If you think that an open meeting law violation has occurred, the first step is to submit a written notice to the public body, alleging a specific violation and requesting a specific cure. Upon receipt of this written notice, the public body must respond publicly within 10 calendar days, either by acknowledging the violation and stating its intent to cure it or by stating its determination that no violation occurred and so no cure is necessary. Failure to publicly respond is treated as a denial of the violation. 1 V.S.A. § 314(b)(1)–(3).

If the public body acknowledges a violation of the open meeting law, it must cure the violation within 14 calendar days. First, the public body must either ratify, or declare as void, any action that was taken at or resulted from: 1) a meeting that was improperly noticed under 1 V.S.A. § 312(c) (public announcement and posting of regular, special, and emergency meetings); 2) a meeting that a person or the public was wrongfully excluded from attending; or 3) an executive session, or a portion of an executive session, that was not authorized by 1 V.S.A. § 313(a)(1)– (10). Second, the public body must adopt specific measures that actually prevent future violations. 1 V.S.A. § 314(b)(4).

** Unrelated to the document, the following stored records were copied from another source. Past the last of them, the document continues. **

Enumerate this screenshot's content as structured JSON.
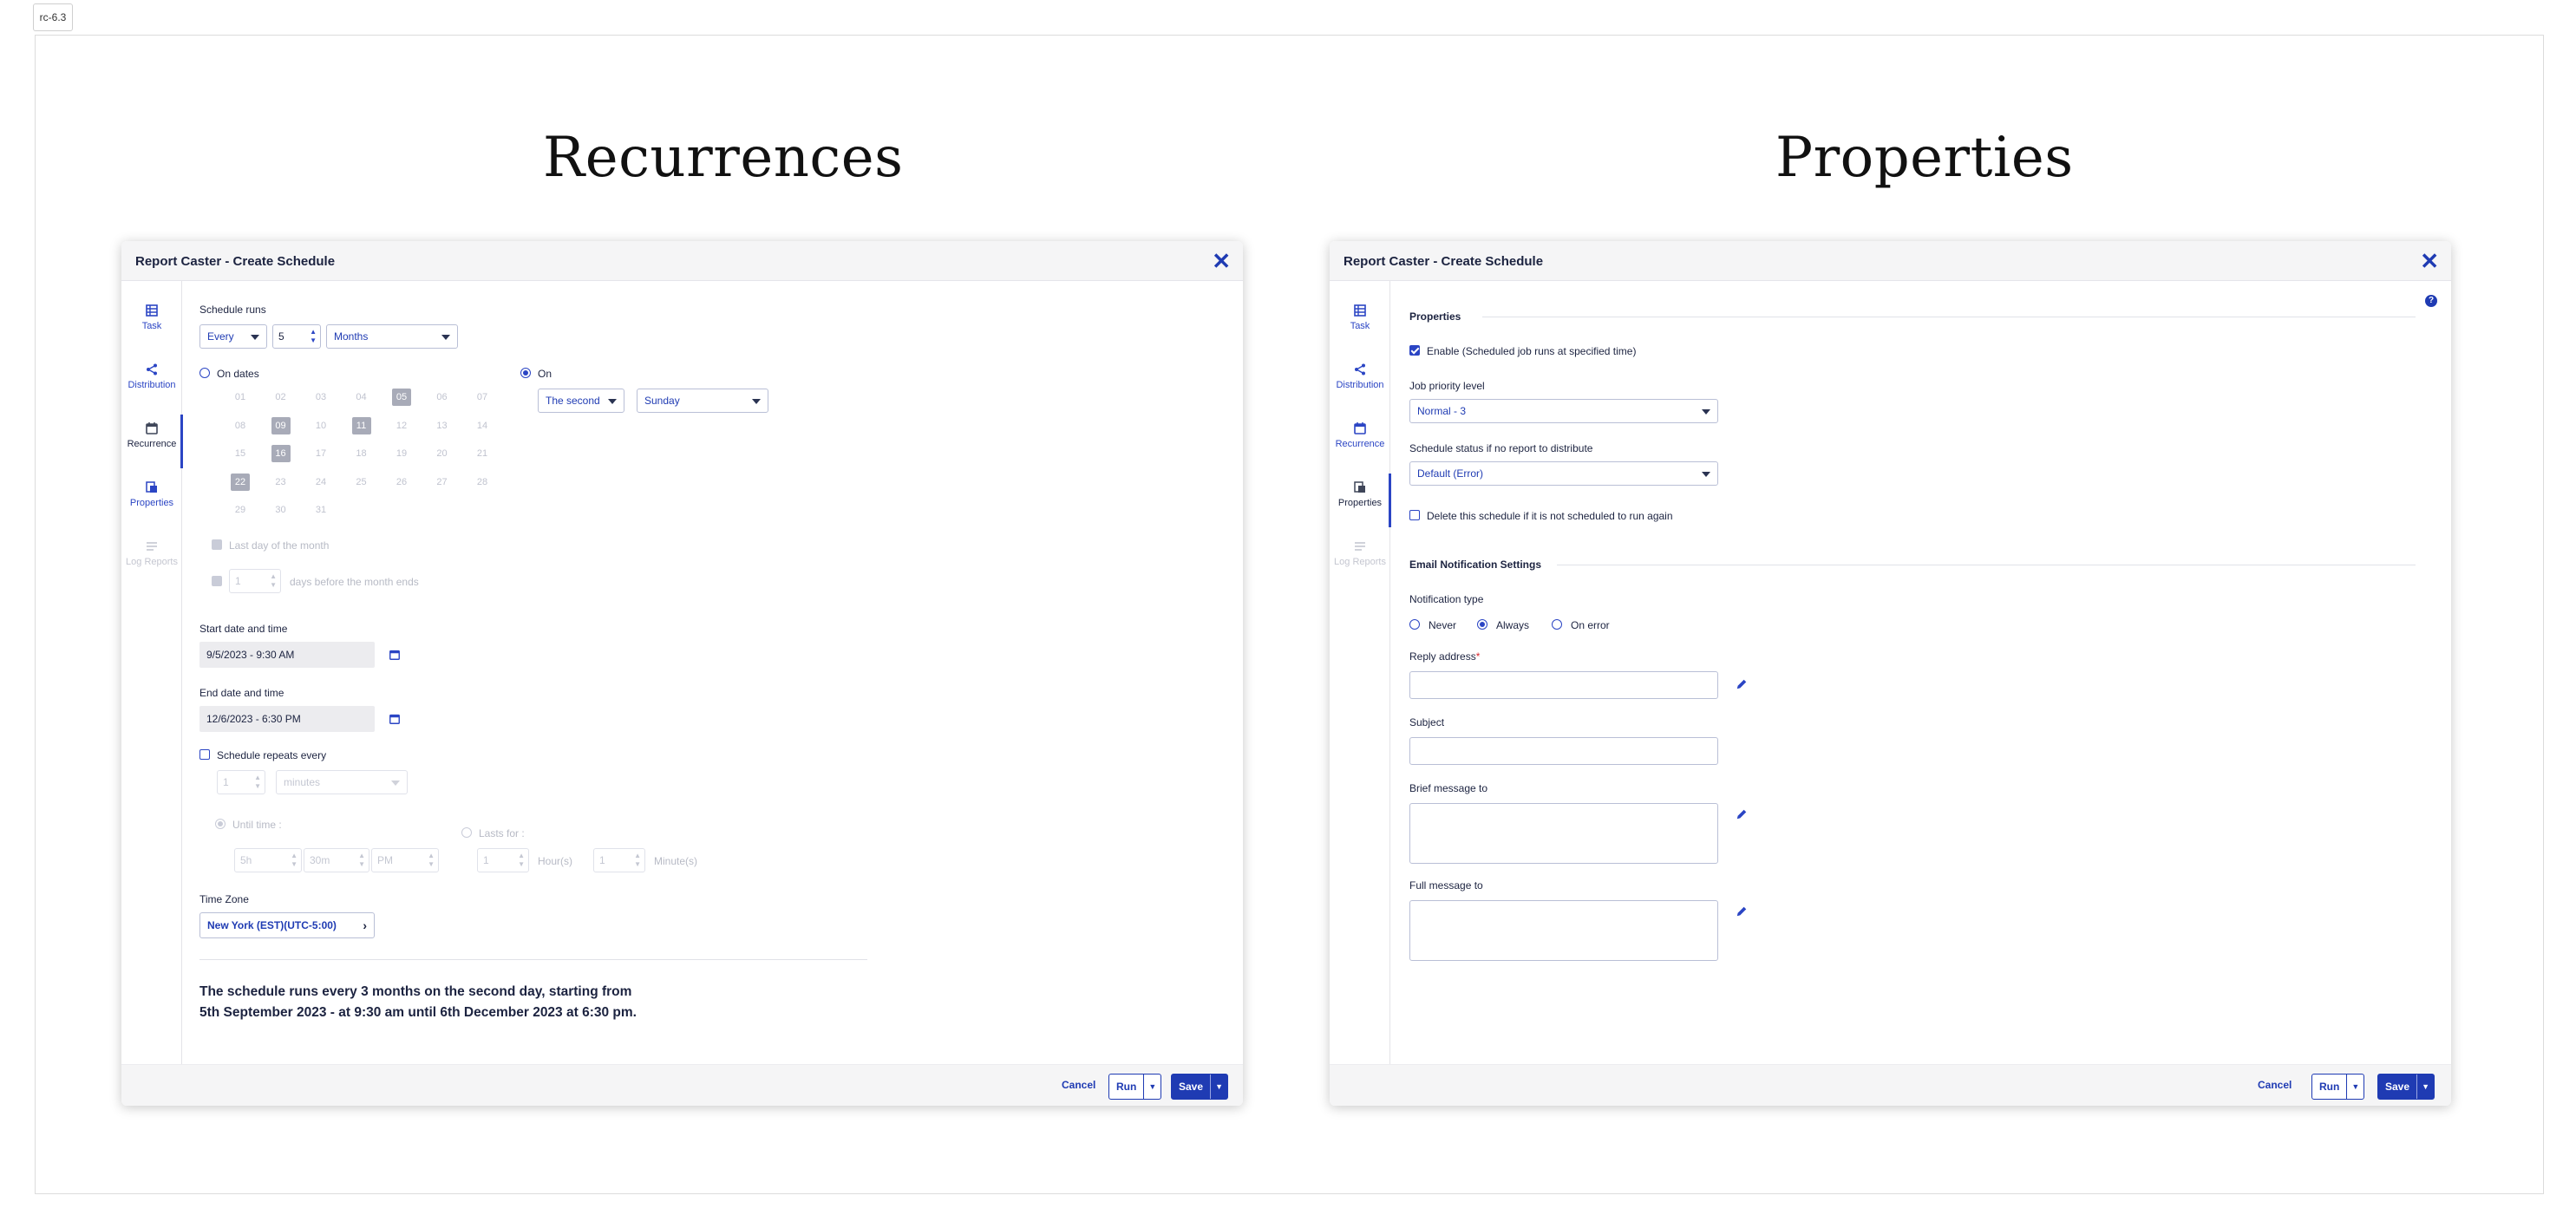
{
  "version_tag": "rc-6.3",
  "titles": {
    "left": "Recurrences",
    "right": "Properties"
  },
  "dialog": {
    "title": "Report Caster - Create Schedule",
    "nav": [
      {
        "label": "Task",
        "icon": "table-icon"
      },
      {
        "label": "Distribution",
        "icon": "share-icon"
      },
      {
        "label": "Recurrence",
        "icon": "calendar-icon"
      },
      {
        "label": "Properties",
        "icon": "properties-icon"
      },
      {
        "label": "Log Reports",
        "icon": "log-reports-icon"
      }
    ],
    "footer": {
      "cancel": "Cancel",
      "run": "Run",
      "save": "Save"
    }
  },
  "recurrence": {
    "schedule_runs_label": "Schedule runs",
    "every": "Every",
    "interval": "5",
    "unit": "Months",
    "on_dates_label": "On dates",
    "on_label": "On",
    "on_selected": true,
    "ordinal": "The second",
    "weekday": "Sunday",
    "days": [
      "01",
      "02",
      "03",
      "04",
      "05",
      "06",
      "07",
      "08",
      "09",
      "10",
      "11",
      "12",
      "13",
      "14",
      "15",
      "16",
      "17",
      "18",
      "19",
      "20",
      "21",
      "22",
      "23",
      "24",
      "25",
      "26",
      "27",
      "28",
      "29",
      "30",
      "31"
    ],
    "selected_days": [
      "05",
      "09",
      "11",
      "16",
      "22"
    ],
    "last_day_label": "Last day of the month",
    "days_before_value": "1",
    "days_before_label": "days before the month ends",
    "start_label": "Start date and time",
    "start_value": "9/5/2023 - 9:30 AM",
    "end_label": "End date and time",
    "end_value": "12/6/2023 - 6:30 PM",
    "repeats_label": "Schedule repeats every",
    "repeats_value": "1",
    "repeats_unit": "minutes",
    "until_label": "Until time :",
    "until_hour": "5h",
    "until_min": "30m",
    "until_ampm": "PM",
    "lasts_label": "Lasts for :",
    "lasts_hours": "1",
    "hours_label": "Hour(s)",
    "lasts_minutes": "1",
    "minutes_label": "Minute(s)",
    "timezone_label": "Time Zone",
    "timezone_value": "New York (EST)(UTC-5:00)",
    "summary_line1": "The schedule runs every 3 months on the second day, starting from",
    "summary_line2": "5th September 2023 - at 9:30 am until 6th December 2023 at 6:30 pm."
  },
  "properties": {
    "section_title": "Properties",
    "enable_label": "Enable (Scheduled job runs at specified time)",
    "priority_label": "Job priority level",
    "priority_value": "Normal - 3",
    "status_label": "Schedule status if no report to distribute",
    "status_value": "Default (Error)",
    "delete_label": "Delete this schedule if it is not scheduled to run again",
    "email_section": "Email Notification Settings",
    "notification_label": "Notification type",
    "options": [
      "Never",
      "Always",
      "On error"
    ],
    "selected_option": "Always",
    "reply_label": "Reply address",
    "required_mark": "*",
    "subject_label": "Subject",
    "brief_label": "Brief message to",
    "full_label": "Full message to",
    "help": "?"
  }
}
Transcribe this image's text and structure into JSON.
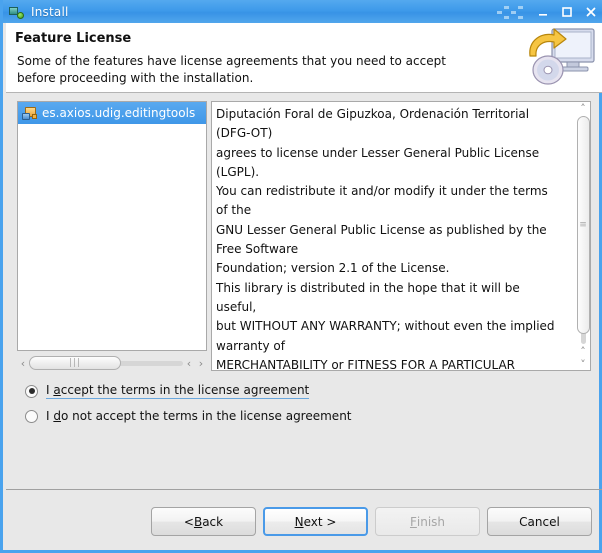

If the public body denies the violation or fails to cure an acknowledged violation in a timely manner, you can file suit against the public body in the Civil Division of the Superior Court in the county where the alleged violation took place. The suit must be brought within one year after 14 the meeting at which the violation occurred or to which the violation relates. The court will then decide whether a violation occurred, whether a declaratory judgment or injunctive relief is appropriate, and whether circumstances require the public body to pay attorney’s fees and litigation costs. 1 V.S.A. § 314(c), (d).
What happens if a public body violates the open meeting law?

The following persons can be found guilty of a misdemeanor and fined up to $500:
• A person who is a member of a public body and who knowingly and intentionally violates the provisions of the open meeting law.
• A person who, on behalf or at the behest of a member of a public body, knowingly and intentionally violates the provisions of the open meeting law.
• A person who knowingly and intentionally participates in the wrongful exclusion of any person or persons from any meeting. 1 V.S.A. § 314(a).

In addition, the Attorney General and any person aggrieved by a violation of the open meeting law has the right to file suit in court, asking for injunctive relief (requiring the board to stop a specified act or behavior) or a declaratory judgment (a binding determination of the parties’ rights). Under some circumstances, the court may also hold a public body responsible for the other party’s attorney’s fees and litigation costs. 1 V.S.A. § 314(b)(1), (d).

See also the full statutory language in the following document, 1 V.S.A. § 314

*Because there were significant updates to the Open Meeting Law in 2024, some of the information in the guide may be outdated. When a new guide is available, it will be updated here.